Dominion and Duke Energy Have Officially Canceled the Atlantic Coast Pipeline

A sign along a highway to protests the route of the Atlantic Coast Pipeline in Deerfield, Va. The developers of the Atlantic Coast Pipeline announced Sunday, July 5, 2020, that they are canceling the multi-state natural gas project, citing delays and increasing cost uncertainty. (AP Photo/Steve Helber, File)

By Arianna Coghill
July 6, 2020

The multi-state, $8 billion Atlantic Coast pipeline has been canceled due to uncertainties about costs, permitting and litigation, Dominion Energy and Duke Energy announced this weekend.

Despite the developers winning a U.S. Supreme Court case over a critical permit last month, the energy companies said “recent developments have created an unacceptable layer of uncertainty and anticipated delays.” 

According to the release, a recent pair of court rulings threw the permitting program used to approve oil and gas pipelines nationwide into question, stating that it presented “new and serious challenges.” 

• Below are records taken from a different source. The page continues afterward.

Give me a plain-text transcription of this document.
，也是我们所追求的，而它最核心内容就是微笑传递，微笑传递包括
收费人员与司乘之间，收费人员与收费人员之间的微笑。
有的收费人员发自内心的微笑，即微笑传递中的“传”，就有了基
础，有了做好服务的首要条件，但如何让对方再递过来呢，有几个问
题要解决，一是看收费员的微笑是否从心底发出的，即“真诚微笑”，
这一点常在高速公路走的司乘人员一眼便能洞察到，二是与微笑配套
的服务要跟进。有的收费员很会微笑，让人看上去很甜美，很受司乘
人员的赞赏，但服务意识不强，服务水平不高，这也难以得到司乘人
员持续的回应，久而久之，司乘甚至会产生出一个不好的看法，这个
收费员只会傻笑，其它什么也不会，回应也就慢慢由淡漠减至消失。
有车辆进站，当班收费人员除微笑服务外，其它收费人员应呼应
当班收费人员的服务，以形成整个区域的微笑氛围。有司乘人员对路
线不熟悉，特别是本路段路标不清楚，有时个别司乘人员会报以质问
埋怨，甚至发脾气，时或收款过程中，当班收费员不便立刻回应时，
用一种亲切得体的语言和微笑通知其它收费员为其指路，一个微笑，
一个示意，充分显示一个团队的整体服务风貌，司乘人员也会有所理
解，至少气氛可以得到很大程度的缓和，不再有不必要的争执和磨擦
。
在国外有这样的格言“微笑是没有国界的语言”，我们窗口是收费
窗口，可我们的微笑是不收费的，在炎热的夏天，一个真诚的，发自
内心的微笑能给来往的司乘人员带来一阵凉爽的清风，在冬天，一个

“This new information and litigation risk, among other continuing execution risks, make the project too uncertain to justify investing more shareholder capital,” said the companies

When the natural gas project was announced in 2014, it received heavy backlash from landowners, activists and environmental advocates alike, who argued the pipeline would harm wildlife and damage landscapes. In order to build the project, tree removal and leveling of some ridgetops would be necessary so the pipe, which is 42 inches in diameter, could cross through mountains, bodies of water and other sensitive terrain, including underneath the Appalachian Trail. 

“If anyone still had questions about whether or not the era of fracked gas was over, this should answer them. Today is a historic victory for clean water, the climate, public health, and our communities,” Sierra Club Executive Director Michael Brune said in response to the announcement.

Critics questioned whether or not there was a sufficient need for the natural gas the pipeline would carry and said the pipeline’s existence would further encourage the use of fossil fuels during a time when climate change makes the shift to renewable energy more important than ever.  

The project was delayed for years due to lawsuits introduced by environmental groups, causing numerous permits to be dismissed and suspended. The delays made the cost rise from an estimated $4.5 billion to $5 billion. 

It has been reported on numerous occasions that the Trump Administration has crafted policies to allow oil and gas companies to operate on public lands to allow them pay lower royalties. Solar and wind companies did not receive that privilege. Renewable energy companies were served with large multilayer bills for rent that did not reflect their repeated requests for adjustment. 

Dominion, headquartered in Richmond, announced that it agreed to sell “substantially all” of its gas and storage segment assets, which includes more than 7,700 miles of natural gas storage and transmission pipelines and about 900 billion cubic feet of gas storage, to an affiliate of Berkshire Hathaway.

The Associated Press contributed to this report.